It’s time to track parental leave participation alongside gender pay gap data

paid parental leave gender pay gap

Source: Unsplash/ Jessica Rockowitz

This week for the first time we saw the Workplace Gender Equality Agency (WGEA) publish the gender pay gap of 5,000 Australian private sector employers.

Sunlight is always the best disinfectant so the report is obviously welcome but there are things we should be tracking other than just pay.

Many feminist women I know are disheartened and losing patience with how long it’s taking to achieve gender equality, but not all of that anger is channeled at employers, it’s at societal norms more broadly.

With a cost of living crisis and exorbitant childcare costs, many women don’t feel like they have any autonomy. Even if they wanted to stay home with young children, they can’t afford to, and yet putting their children into childcare is often no cheaper.

The gender pay gap is an easy thing to latch on to, and rightfully so, but there’s a lot of fury directed more specifically at ‘the juggle’. The expectation to carry the mental load, be the stay-at-home parent, and then get back into the workforce as soon as possible only to often earn less than males who aren’t juggling quite as much.

The simple solution is to apply the same transparency just given to the gender pay gap, to the company’s parental leave policies and fathers’ uptake rates.

We know, statistically, that the best way to close the gender pay gap is by getting men to take parental leave, so that having a child doesn’t unfairly and solely disrupt the mother’s career.

It’s important to celebrate that government and many company policies now aren’t gender-related, and purely speak to a ‘primary caregiver’. An imperative shift for modern families who want choice on how they divide their roles.

And yet while policies might be more adequate and encouraging of fathers taking parental leave, we must track the uptake. The framework might exist, but the culture might not be as open to fathers taking it as opposed to mothers.

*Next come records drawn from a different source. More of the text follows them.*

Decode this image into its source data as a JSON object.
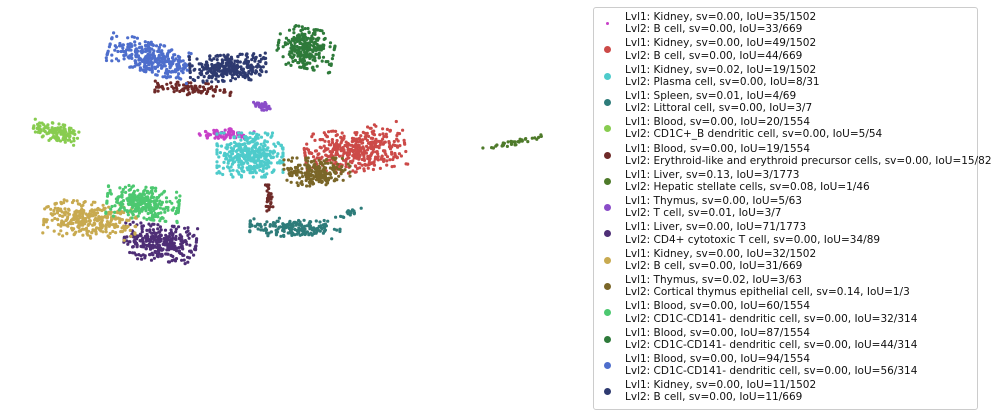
{
  "chart_data": {
    "type": "scatter",
    "title": "",
    "xlabel": "",
    "ylabel": "",
    "axes_visible": false,
    "legend_position": "right",
    "series": [
      {
        "line1": "Lvl1: Kidney, sv=0.00, IoU=35/1502",
        "line2": "Lvl2: B cell, sv=0.00, IoU=33/669",
        "color": "#c840c8",
        "clusters": [
          {
            "cx": 226,
            "cy": 134,
            "rx": 28,
            "ry": 6,
            "n": 70,
            "angle": 0
          }
        ]
      },
      {
        "line1": "Lvl1: Kidney, sv=0.00, IoU=49/1502",
        "line2": "Lvl2: B cell, sv=0.00, IoU=44/669",
        "color": "#cc4a48",
        "clusters": [
          {
            "cx": 355,
            "cy": 150,
            "rx": 50,
            "ry": 22,
            "n": 420,
            "angle": -0.15
          }
        ]
      },
      {
        "line1": "Lvl1: Kidney, sv=0.02, IoU=19/1502",
        "line2": "Lvl2: Plasma cell, sv=0.00, IoU=8/31",
        "color": "#4ecbcb",
        "clusters": [
          {
            "cx": 250,
            "cy": 155,
            "rx": 33,
            "ry": 22,
            "n": 380,
            "angle": 0
          }
        ]
      },
      {
        "line1": "Lvl1: Spleen, sv=0.01, IoU=4/69",
        "line2": "Lvl2: Littoral cell, sv=0.00, IoU=3/7",
        "color": "#2e7c7a",
        "clusters": [
          {
            "cx": 295,
            "cy": 228,
            "rx": 45,
            "ry": 9,
            "n": 190,
            "angle": 0.05
          },
          {
            "cx": 350,
            "cy": 213,
            "rx": 15,
            "ry": 3,
            "n": 18,
            "angle": -0.3
          }
        ]
      },
      {
        "line1": "Lvl1: Blood, sv=0.00, IoU=20/1554",
        "line2": "Lvl2: CD1C+_B dendritic cell, sv=0.00, IoU=5/54",
        "color": "#88cc50",
        "clusters": [
          {
            "cx": 58,
            "cy": 133,
            "rx": 25,
            "ry": 9,
            "n": 130,
            "angle": 0.2
          }
        ]
      },
      {
        "line1": "Lvl1: Blood, sv=0.00, IoU=19/1554",
        "line2": "Lvl2: Erythroid-like and erythroid precursor cells, sv=0.00, IoU=15/82",
        "color": "#6e2a28",
        "clusters": [
          {
            "cx": 193,
            "cy": 89,
            "rx": 38,
            "ry": 6,
            "n": 90,
            "angle": 0.05
          },
          {
            "cx": 269,
            "cy": 198,
            "rx": 4,
            "ry": 13,
            "n": 30,
            "angle": 0
          }
        ]
      },
      {
        "line1": "Lvl1: Liver, sv=0.13, IoU=3/1773",
        "line2": "Lvl2: Hepatic stellate cells, sv=0.08, IoU=1/46",
        "color": "#4e7a2a",
        "clusters": [
          {
            "cx": 512,
            "cy": 143,
            "rx": 30,
            "ry": 2.5,
            "n": 45,
            "angle": -0.22
          }
        ]
      },
      {
        "line1": "Lvl1: Thymus, sv=0.00, IoU=5/63",
        "line2": "Lvl2: T cell, sv=0.01, IoU=3/7",
        "color": "#8a4cc8",
        "clusters": [
          {
            "cx": 263,
            "cy": 106,
            "rx": 10,
            "ry": 4,
            "n": 30,
            "angle": 0.5
          }
        ]
      },
      {
        "line1": "Lvl1: Liver, sv=0.00, IoU=71/1773",
        "line2": "Lvl2: CD4+ cytotoxic T cell, sv=0.00, IoU=34/89",
        "color": "#4e2e76",
        "clusters": [
          {
            "cx": 160,
            "cy": 243,
            "rx": 36,
            "ry": 18,
            "n": 330,
            "angle": 0.1
          }
        ]
      },
      {
        "line1": "Lvl1: Kidney, sv=0.00, IoU=32/1502",
        "line2": "Lvl2: B cell, sv=0.00, IoU=31/669",
        "color": "#c8aa50",
        "clusters": [
          {
            "cx": 90,
            "cy": 220,
            "rx": 46,
            "ry": 18,
            "n": 330,
            "angle": 0.08
          }
        ]
      },
      {
        "line1": "Lvl1: Thymus, sv=0.02, IoU=3/63",
        "line2": "Lvl2: Cortical thymus epithelial cell, sv=0.14, IoU=1/3",
        "color": "#7a6628",
        "clusters": [
          {
            "cx": 317,
            "cy": 172,
            "rx": 33,
            "ry": 14,
            "n": 220,
            "angle": 0
          }
        ]
      },
      {
        "line1": "Lvl1: Blood, sv=0.00, IoU=60/1554",
        "line2": "Lvl2: CD1C-CD141- dendritic cell, sv=0.00, IoU=32/314",
        "color": "#4cc870",
        "clusters": [
          {
            "cx": 143,
            "cy": 203,
            "rx": 36,
            "ry": 16,
            "n": 300,
            "angle": 0.1
          }
        ]
      },
      {
        "line1": "Lvl1: Blood, sv=0.00, IoU=87/1554",
        "line2": "Lvl2: CD1C-CD141- dendritic cell, sv=0.00, IoU=44/314",
        "color": "#2e7a3a",
        "clusters": [
          {
            "cx": 306,
            "cy": 48,
            "rx": 28,
            "ry": 20,
            "n": 260,
            "angle": 0.2
          }
        ]
      },
      {
        "line1": "Lvl1: Blood, sv=0.00, IoU=94/1554",
        "line2": "Lvl2: CD1C-CD141- dendritic cell, sv=0.00, IoU=56/314",
        "color": "#4e6ecc",
        "clusters": [
          {
            "cx": 152,
            "cy": 58,
            "rx": 44,
            "ry": 15,
            "n": 330,
            "angle": 0.28
          }
        ]
      },
      {
        "line1": "Lvl1: Kidney, sv=0.00, IoU=11/1502",
        "line2": "Lvl2: B cell, sv=0.00, IoU=11/669",
        "color": "#2e3a70",
        "clusters": [
          {
            "cx": 228,
            "cy": 68,
            "rx": 38,
            "ry": 13,
            "n": 300,
            "angle": -0.05
          }
        ]
      }
    ]
  }
}
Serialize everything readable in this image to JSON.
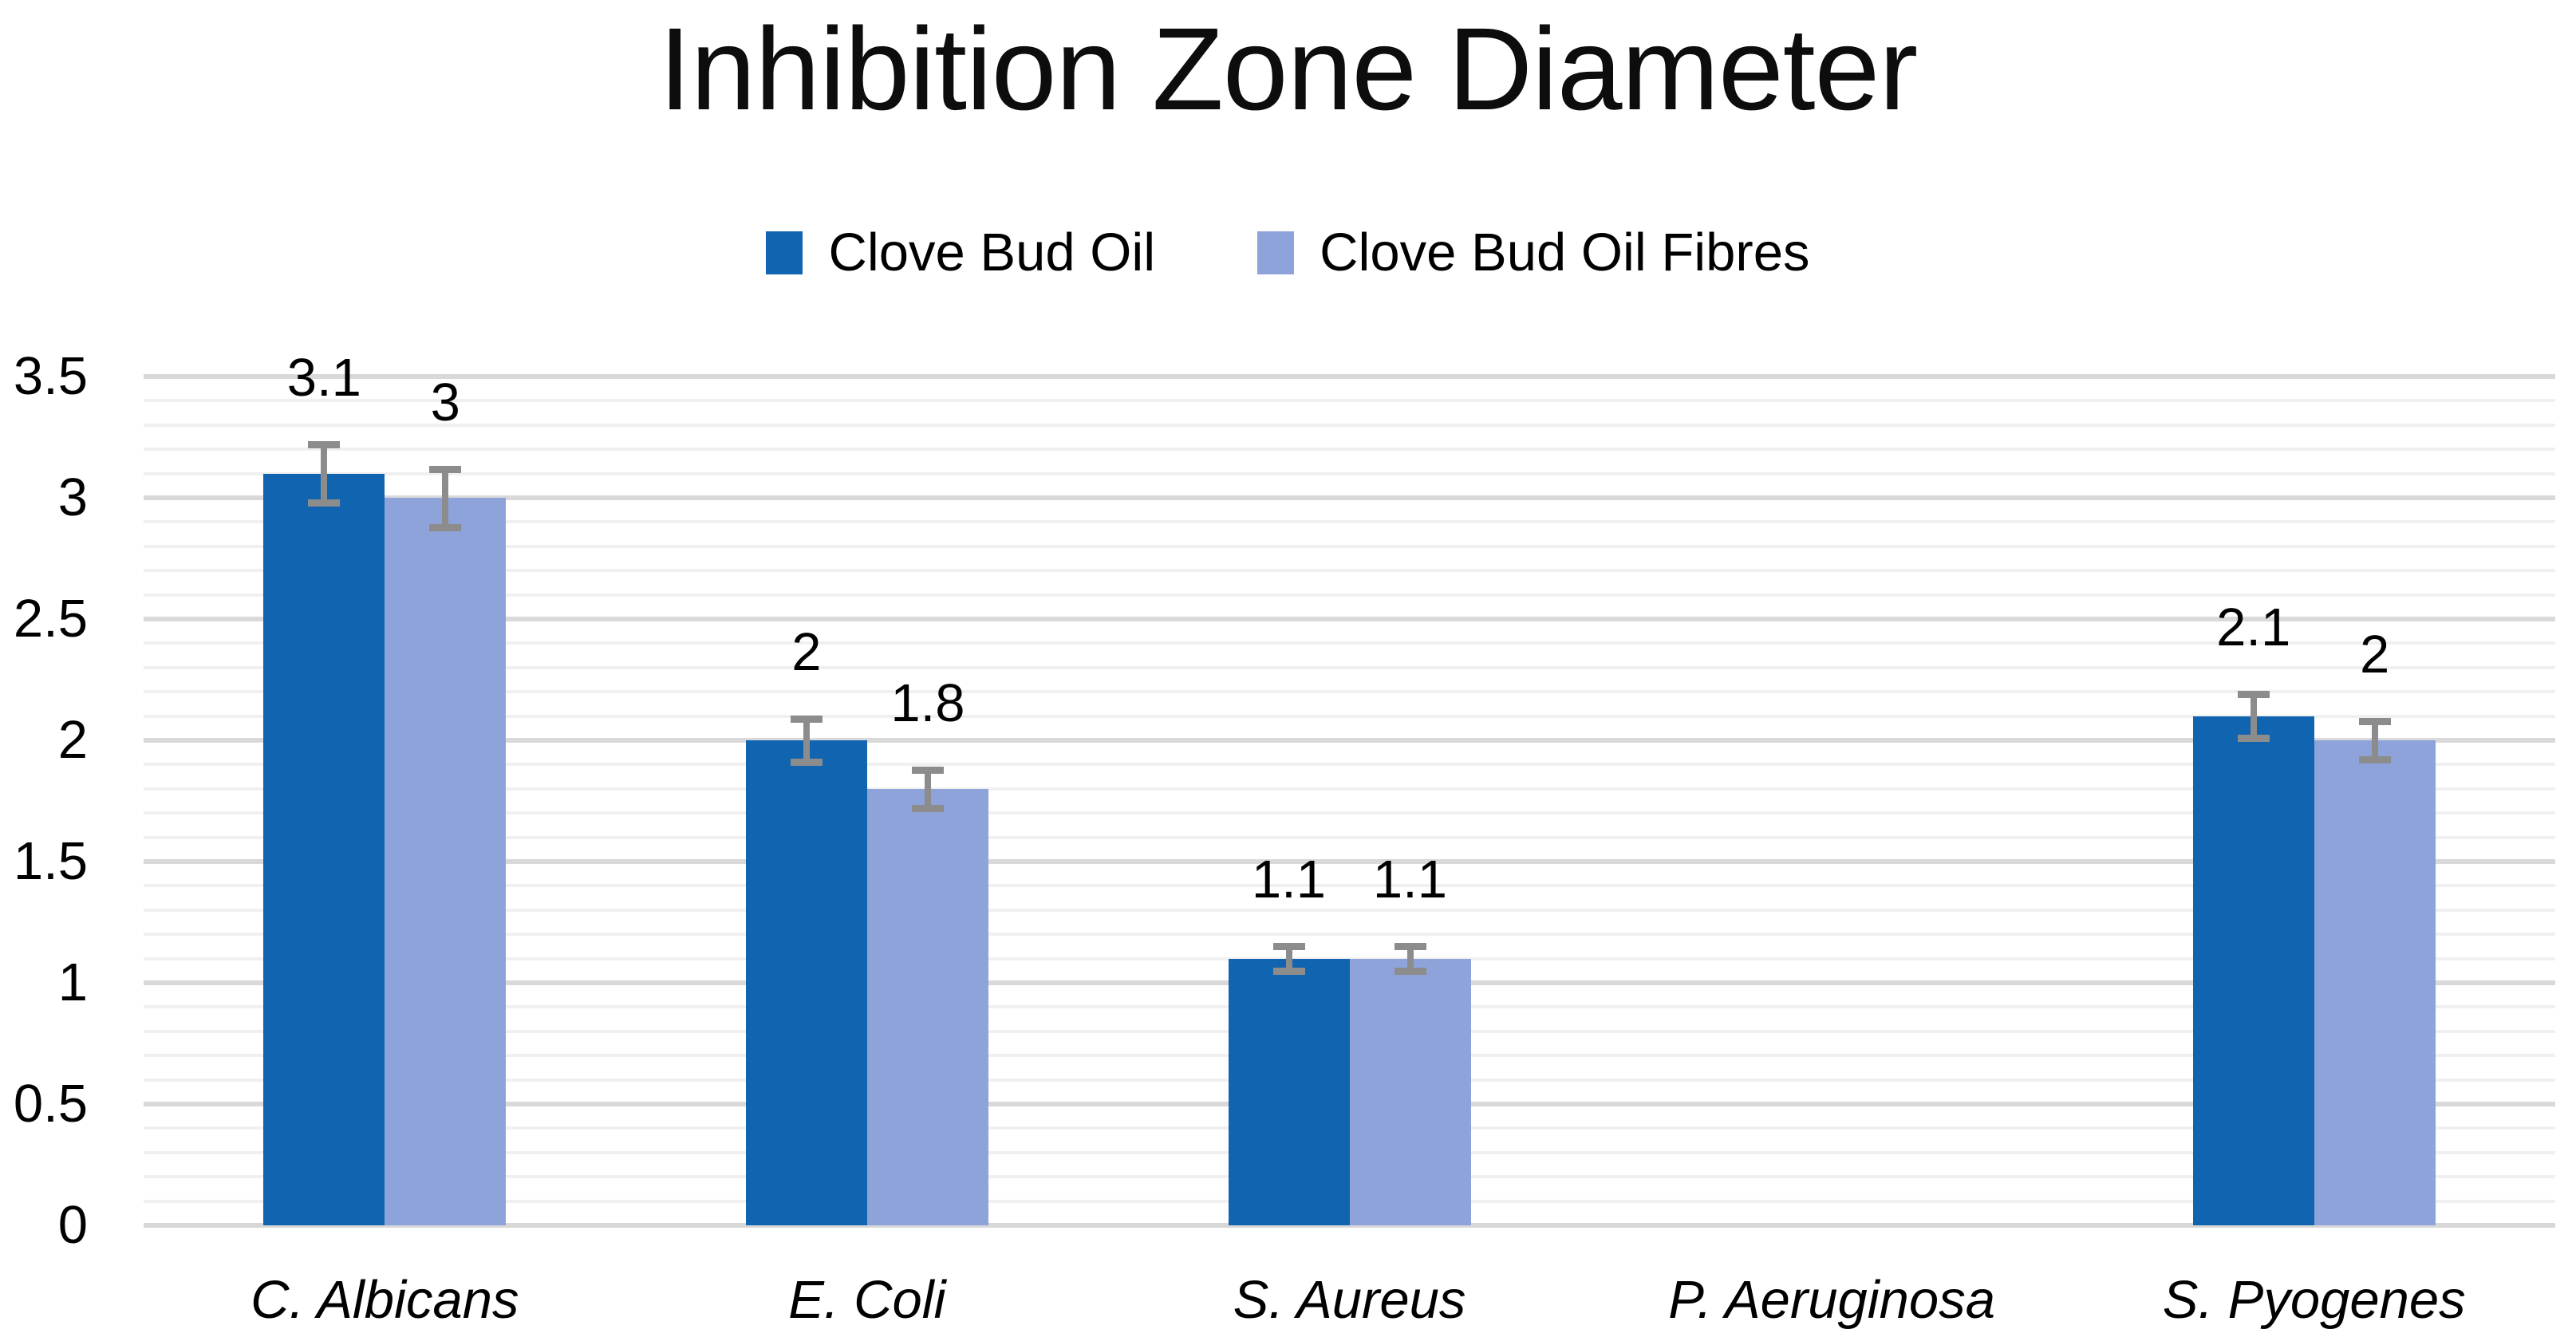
{
  "title": "Inhibition Zone Diameter",
  "chart_data": {
    "type": "bar",
    "title": "Inhibition Zone Diameter",
    "categories": [
      "C. Albicans",
      "E. Coli",
      "S. Aureus",
      "P. Aeruginosa",
      "S. Pyogenes"
    ],
    "series": [
      {
        "name": "Clove Bud Oil",
        "color": "#1164b0",
        "values": [
          3.1,
          2,
          1.1,
          0,
          2.1
        ],
        "labels": [
          "3.1",
          "2",
          "1.1",
          "",
          "2.1"
        ],
        "errors": [
          0.12,
          0.09,
          0.05,
          0,
          0.09
        ]
      },
      {
        "name": "Clove Bud Oil Fibres",
        "color": "#8da3d9",
        "values": [
          3,
          1.8,
          1.1,
          0,
          2
        ],
        "labels": [
          "3",
          "1.8",
          "1.1",
          "",
          "2"
        ],
        "errors": [
          0.12,
          0.08,
          0.05,
          0,
          0.08
        ]
      }
    ],
    "xlabel": "",
    "ylabel": "",
    "ylim": [
      0,
      3.5
    ],
    "y_ticks": [
      "0",
      "0.5",
      "1",
      "1.5",
      "2",
      "2.5",
      "3",
      "3.5"
    ],
    "y_major_unit": 0.5,
    "y_minor_unit": 0.1,
    "grid": "major-and-minor-horizontal",
    "legend_position": "top",
    "error_bar_color": "#8c8c8c",
    "major_grid_color": "#d9d9d9",
    "minor_grid_color": "#f0f0f0"
  }
}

Fathers shouldn’t be forced to take leave and similarly, mothers shouldn’t be forced back into the workforce. But if there are anomalies in companies that consistently perform better on this metric, it would be sensible to assume there’s something more systemic at play than simple freedom of choice.

With a mounting disdain and eye-rolling for virtue-signaling International Women’s Day events, this report gives us a metric with grit that we can actually track every year.

Releasing the report on International Women’s Day, instead of nine days before, and expanding the report to include parental leave are the best ways to revive the day and turn it into something more meaningful.